The Banger Sisters (2002)
A pleasant but formulaic chick flick, which ironically condemns a character for revisionism and tidying up her past even as it ducks a ton of issues. Suzette (Goldie Hawn) and Vinnie (Susan Sarandon) were semi-famous in the late 60s and early 70s as groupies, collecting polaroids of 'rock cocks' and dubbed by Frank Zappa 'the Banger Sisters'; thirty years on, Suzette is still in the lifestyle, with breast implants, but gets fired from her job at what is now whiskyagogo.com and heads for Phoenix to hit up her old friend for a loan, picking up neurotic failed screenwriter Harry Plumber (Geoffrey Rush, still channeling some of Vincent Price) who is going back to his home town supposedly to shoot his father. Vinnie, it predictably turns out, has obliterated all trace of her wild history and only dresses in beige, living in a palatial spread with her lawyer husband (Robin Thomas) and two variously twisted teenage daughters. At first horrified to have Suzette back in her life, Vinnie eventually self-administers a crop haircut and gets back into snakeskin pants to go clubbing and lets slip some of her past to her family. 'How did Mom get to know so much about Van Morrison?' asks one of her daughters asks after Vinnie has explained what Suzette's Lizard King tattoo means. Of course, this reunion is benficial for everyone: Vinnie's elder daughter (Erika Christensen), who feels pressure to overachieve and has had a bad drugs experience at her prom, delivers a cheeralong valedictorian speech about not losing your true self, while Harry is jollied through sex and understanding out of a suicide attempt.

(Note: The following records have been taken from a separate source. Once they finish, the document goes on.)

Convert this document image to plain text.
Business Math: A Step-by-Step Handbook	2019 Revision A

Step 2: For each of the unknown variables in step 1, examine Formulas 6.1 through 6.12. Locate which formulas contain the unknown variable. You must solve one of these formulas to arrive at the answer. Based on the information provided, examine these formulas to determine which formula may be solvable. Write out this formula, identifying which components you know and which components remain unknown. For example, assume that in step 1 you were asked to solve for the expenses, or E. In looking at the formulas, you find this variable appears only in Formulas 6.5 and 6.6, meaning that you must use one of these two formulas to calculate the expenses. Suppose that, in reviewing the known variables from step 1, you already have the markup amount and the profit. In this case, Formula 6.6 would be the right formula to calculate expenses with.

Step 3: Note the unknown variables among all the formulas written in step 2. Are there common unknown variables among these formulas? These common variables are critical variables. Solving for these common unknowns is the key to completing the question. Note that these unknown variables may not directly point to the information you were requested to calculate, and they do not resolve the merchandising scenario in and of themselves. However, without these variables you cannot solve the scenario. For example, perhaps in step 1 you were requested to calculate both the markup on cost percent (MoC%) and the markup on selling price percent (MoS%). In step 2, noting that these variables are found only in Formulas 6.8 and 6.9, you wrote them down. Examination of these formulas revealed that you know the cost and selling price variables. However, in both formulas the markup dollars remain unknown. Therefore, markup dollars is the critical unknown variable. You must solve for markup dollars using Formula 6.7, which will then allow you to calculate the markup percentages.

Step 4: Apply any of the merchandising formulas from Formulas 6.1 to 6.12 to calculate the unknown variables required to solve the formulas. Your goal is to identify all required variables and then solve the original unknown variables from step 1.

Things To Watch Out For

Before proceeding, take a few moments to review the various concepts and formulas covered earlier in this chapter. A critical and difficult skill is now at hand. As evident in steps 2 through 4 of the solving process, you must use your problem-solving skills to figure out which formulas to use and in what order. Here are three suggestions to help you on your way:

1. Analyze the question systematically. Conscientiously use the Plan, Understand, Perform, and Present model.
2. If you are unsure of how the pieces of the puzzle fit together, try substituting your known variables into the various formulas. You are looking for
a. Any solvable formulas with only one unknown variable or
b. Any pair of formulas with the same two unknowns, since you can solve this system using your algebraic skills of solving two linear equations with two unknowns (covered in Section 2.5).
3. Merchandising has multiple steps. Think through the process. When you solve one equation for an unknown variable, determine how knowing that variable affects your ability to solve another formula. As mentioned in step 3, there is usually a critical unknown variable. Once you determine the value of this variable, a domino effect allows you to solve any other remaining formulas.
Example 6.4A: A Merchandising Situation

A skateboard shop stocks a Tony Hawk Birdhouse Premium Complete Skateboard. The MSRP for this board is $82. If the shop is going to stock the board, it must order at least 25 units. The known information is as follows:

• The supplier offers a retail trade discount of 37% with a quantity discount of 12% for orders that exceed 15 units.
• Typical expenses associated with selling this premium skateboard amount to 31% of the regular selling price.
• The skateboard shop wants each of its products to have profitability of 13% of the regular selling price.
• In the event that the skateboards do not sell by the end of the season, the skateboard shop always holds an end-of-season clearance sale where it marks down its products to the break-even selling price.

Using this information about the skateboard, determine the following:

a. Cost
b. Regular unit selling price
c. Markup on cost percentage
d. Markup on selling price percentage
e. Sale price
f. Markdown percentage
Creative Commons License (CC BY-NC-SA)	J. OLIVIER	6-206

It's only possible to get away with this by downplaying some of the nastier things about the Almost Famous lifestyle (which featured Goldie's daughter as a proto-Banger Sister, remember). In a dark moment, the women admit that none of their famous brief lovers really cared about them (though they are sentimental about the safely-dead Jim Morrison), but there's no sense that these girls ever experienced the big downers of being a groupie. It's suggested at the beginning that Suzette is an alcoholic, but that goes away and there's no explicit mention of any drug involvement beyond Suzette's skills at getting Vinnie's daughter through a bad trip.
The leads are perfectly cast: Sarandon essentially does her Rocky Horror
uptight-to-unhinged act and Hawn takes what may be her last shot at
being a giggly flower child (there's a lot of foulmouth dialogue, but
it's all inoffensive). Rush, a throwback to the ultra-neurotic male
leads unbent by a romp with a kooky slut in Sweet Charity and The Owl
and the Pussycat, overdoes it, but there's interesting, crazed work
from Eva Amurri (Sarandon's real daughter) as the near-demented younger
sister with a rattle in her throat and a tendency to crack up at the
least setback. Written and directed by Bob Dolman.